Taïfa des raïs
La taïfa des raïs, en arabe : taifat al-ru'asa[1], est la corporation des corsaires de la régence d'Alger.
Composition
La taïfa est constituée d'une minorité de Turcs et de Maures, la plupart de ses membres sont des renégats issus des provinces misérables de la Méditerranée[2]. Elle était composée de musulmans et de renégats chrétiens qui étaient autorisés à fonctionner en dehors du code de conduite Islamique dû à leur position[3].
Rôle politique
La taïfa des raïs n'a jamais fait partie intégrante de la société et de la ville, ils vivaient près du port et existaient en marge de la société.
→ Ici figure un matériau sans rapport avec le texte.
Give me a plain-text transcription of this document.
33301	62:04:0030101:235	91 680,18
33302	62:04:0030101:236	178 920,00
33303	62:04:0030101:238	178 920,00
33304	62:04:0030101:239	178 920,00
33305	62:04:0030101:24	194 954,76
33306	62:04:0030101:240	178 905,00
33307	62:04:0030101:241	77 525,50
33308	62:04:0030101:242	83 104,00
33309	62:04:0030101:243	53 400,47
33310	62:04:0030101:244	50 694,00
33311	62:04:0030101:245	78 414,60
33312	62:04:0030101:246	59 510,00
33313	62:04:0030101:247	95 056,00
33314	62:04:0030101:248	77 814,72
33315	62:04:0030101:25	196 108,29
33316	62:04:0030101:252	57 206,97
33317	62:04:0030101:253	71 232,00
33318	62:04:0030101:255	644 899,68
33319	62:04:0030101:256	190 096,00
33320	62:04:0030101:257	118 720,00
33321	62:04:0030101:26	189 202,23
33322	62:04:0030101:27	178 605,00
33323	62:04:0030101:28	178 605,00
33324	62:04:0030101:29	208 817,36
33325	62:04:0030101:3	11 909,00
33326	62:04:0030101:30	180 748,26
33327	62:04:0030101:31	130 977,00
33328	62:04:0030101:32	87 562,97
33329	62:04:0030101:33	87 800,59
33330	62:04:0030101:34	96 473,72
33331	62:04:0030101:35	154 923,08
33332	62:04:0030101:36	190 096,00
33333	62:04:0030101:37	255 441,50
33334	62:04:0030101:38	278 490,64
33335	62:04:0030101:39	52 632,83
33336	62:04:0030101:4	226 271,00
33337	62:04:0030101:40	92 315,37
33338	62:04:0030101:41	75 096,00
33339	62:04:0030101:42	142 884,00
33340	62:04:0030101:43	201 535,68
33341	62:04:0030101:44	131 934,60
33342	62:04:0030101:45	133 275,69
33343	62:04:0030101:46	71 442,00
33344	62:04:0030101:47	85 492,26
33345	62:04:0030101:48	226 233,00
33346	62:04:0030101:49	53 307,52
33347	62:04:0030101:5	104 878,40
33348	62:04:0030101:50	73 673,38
Ils n'avaient aucun rôle civique[3]. Cependant, ils jouèrent un rôle dans la politique de la régence d'Alger :
Période des Beylerbey
La taïfa s'alliait souvent aux beylerbey pour s'opposer aux revendications de l'Odjak.
Période des Pachas
En 1588 et 1659, pour éviter les conflits continuelles entre l'Odjak et la Taïfa , le diwan de Constantinople décide la suppression du Beylik et la création du Pachalik. Dans ce nouveau contexte, le pacha est nommé pour trois ans, mais devant la puissance des janissaires et des raïs; l'autorité d'un pacha arrivant pour trois ans dans une ville qu'il ne connaît pas, est nulle.
En 1659, les janissaires se révoltent, aidés exceptionnellement par les raïs, contre le pacha Ibrahim, qui avait détourné à son profit une partie de l'argent versé par Constantinople aux raïs en leur demandant en échange de rejoindre la flotte Ottomane[2].
Rôle économique
Pratiquant le corso, qui est une source de revenus importante de l'état, ils sont l'un des piliers du système de la régence, avec l'odjak local. Ses équipages, rompus aux combats navals font d'Alger une place maritime de premier plan en Méditerranée et un repaire de piraterie importante[2]. Sur deux cents ans, la taïfa jouera un rôle majeur dans l'économie de la régence[3].
C'était la taïfa qui, par ses, prises, entraînait la prospérité de la ville et de ses finances. « Si la course eut été arrêtée, la population fut littéralement morte de faim...Quant au raïs, ils étaient aimés de tous (...) ils se savaient invulnérables et affirmaient ce sentiment par le dédain mal dissimulé qu'ils témoignant aux soudards pauvres et rustiques dont la parcimonie offrait un singulier contraste avec le luxe et l'opulence de ceux que le peuple considérait comme ses héros et bienfaiteurs. »
Les raïs n'obéissait ni au Pacha ni a la milice. Ils sont en réalité les vrais maîtres d'Alger, car la piraterie a pris une extension extraordinaire. La ville déborde des richesses de l'Europe chrétienne et le commerce des esclaves devient sa spécialité[2].
Références
- (en) Martijn Theodoor Houtsma, E.J. Brill's first encyclopaedia of Islam, 1913-1936, E.J. Brill, (ISBN 978-90-04-09787-2, lire en ligne), p. 268
- Roland Courtinat, La piraterie barbaresque en Méditerranée : XVI-XIXe siècle, Gandini, , 139 p. (ISBN 978-2-906431-65-2, lire en ligne), p. 23
- (en) Mahbub Rashid, Physical Space and Spatiality in Muslim Societies Notes on the Social Production of Cities, University of Michigan Press, , 548 p. (ISBN 978-0-472-13250-8, lire en ligne), p. 298
Bibliographie
- Pierre Boyer, « Des Pachas Triennaux à la révolution d'Ali Khodja Dey (1571-1817) », Revue historique, 244, juillet-septembre 1970, p. 99-124. Numérisé sur jstor.
- Pierre Boyer, « La révolution dite des "Aghas" dans la régence d'Alger (1659-1671) », Revue des mondes musulmans et de la Méditerranée, 1973, p. 159-170. Numérisé sur Persée.